Prefer – There are limitless ways that secure and interoperable preferences tied to a digital identity can be used to make the internet a simpler, safer, and more convenient environment for everyone. As the line between online and offline worlds continues to blur, terms like ‘Phygital’ remind us that our identity data being portable can help those preferences be used at a physical store, an online store, in the ‘metaverse’ or anywhere in the world to which we travel. Today, whenever you visit a hotel, you check-in, go up to your room, check the pillow, call the front desk agent, who calls the housekeeper, who then brings you a new pillow at some point, hopefully before you want to go to sleep. If this preference was attached to a secure digital identity, then the process could be streamlined such that at the time you book your hotel room, the housekeeper is made aware of your pillow preference and places the correct pillow in your room before you arrive.

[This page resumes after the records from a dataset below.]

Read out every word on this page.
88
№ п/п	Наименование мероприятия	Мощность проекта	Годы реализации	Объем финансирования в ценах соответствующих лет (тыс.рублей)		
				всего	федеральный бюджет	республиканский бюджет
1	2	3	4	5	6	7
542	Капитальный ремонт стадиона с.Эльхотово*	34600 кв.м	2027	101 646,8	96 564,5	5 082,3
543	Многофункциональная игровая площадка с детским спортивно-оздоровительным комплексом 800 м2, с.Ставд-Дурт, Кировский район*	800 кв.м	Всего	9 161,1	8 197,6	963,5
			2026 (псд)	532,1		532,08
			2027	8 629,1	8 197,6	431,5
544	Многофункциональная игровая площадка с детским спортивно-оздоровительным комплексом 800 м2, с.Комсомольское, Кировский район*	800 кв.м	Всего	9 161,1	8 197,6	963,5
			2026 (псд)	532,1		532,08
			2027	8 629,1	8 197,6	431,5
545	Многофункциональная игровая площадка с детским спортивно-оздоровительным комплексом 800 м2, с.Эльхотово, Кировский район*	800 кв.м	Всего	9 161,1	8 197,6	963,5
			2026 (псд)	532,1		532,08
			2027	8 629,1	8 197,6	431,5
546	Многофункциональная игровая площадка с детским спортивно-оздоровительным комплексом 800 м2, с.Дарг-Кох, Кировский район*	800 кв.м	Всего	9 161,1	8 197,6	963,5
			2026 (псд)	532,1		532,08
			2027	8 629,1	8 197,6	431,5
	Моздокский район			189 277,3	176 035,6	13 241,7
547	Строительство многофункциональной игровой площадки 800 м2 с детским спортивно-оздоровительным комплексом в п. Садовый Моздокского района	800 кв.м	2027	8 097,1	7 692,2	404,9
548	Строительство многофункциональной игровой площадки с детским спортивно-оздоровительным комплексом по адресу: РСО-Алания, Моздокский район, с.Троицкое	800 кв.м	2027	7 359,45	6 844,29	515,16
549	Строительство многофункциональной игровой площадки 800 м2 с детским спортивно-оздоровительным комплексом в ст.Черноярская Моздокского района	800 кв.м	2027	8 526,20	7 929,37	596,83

Today, user data associated with preferences is often used for the purpose of personalizing digital experiences for online advertising or when shopping online. This is generally done using Cookies which are not particularly portable, secure and have very poor user control. While this class of data has generally required less Digital Trust it has, frankly, been abused as a result. The reason for this abuse is that unlike banking or airport security, online shopping and browsing has remained largely unregulated. The General Data Protection Regulation (GDPR) legislation passed in the European Union was a good first step toward mandating the protection of all user data and beginning to limit the potential for abuse and putting data at risk of a breach. All that being said individuals and businesses enjoy the benefits of preference-based personalization online and as a result, it is important that it continue, and that it enters the Phygital world in such a way that protection of this information also continues to evolve.

Decentralized Identity can help protect privacy by giving users ownership and control of their own data in a manner that gives them explicit consent and greatly improved control over who can access what information about them. Protecting this type of information also becomes more important in the real world when we consider how physical location can introduce new attack vectors. More importantly for the Prefer motion, Decentralized Identity offers a frictionless, portable, machine-readable, re-useable and generally smarter approach to personalization based on customer preferences that works in a convenient manner anywhere.

If the objective of your organization is to offer the best digital experience to customers, citizens, or your workforce then you must recognize the importance of considering how to blend the Pay, Prove, Pass and Prefer motions into user experiences that apply the full set of advantages that Decentralized Identity can offer to streamlining every moment of the user journeys you offer.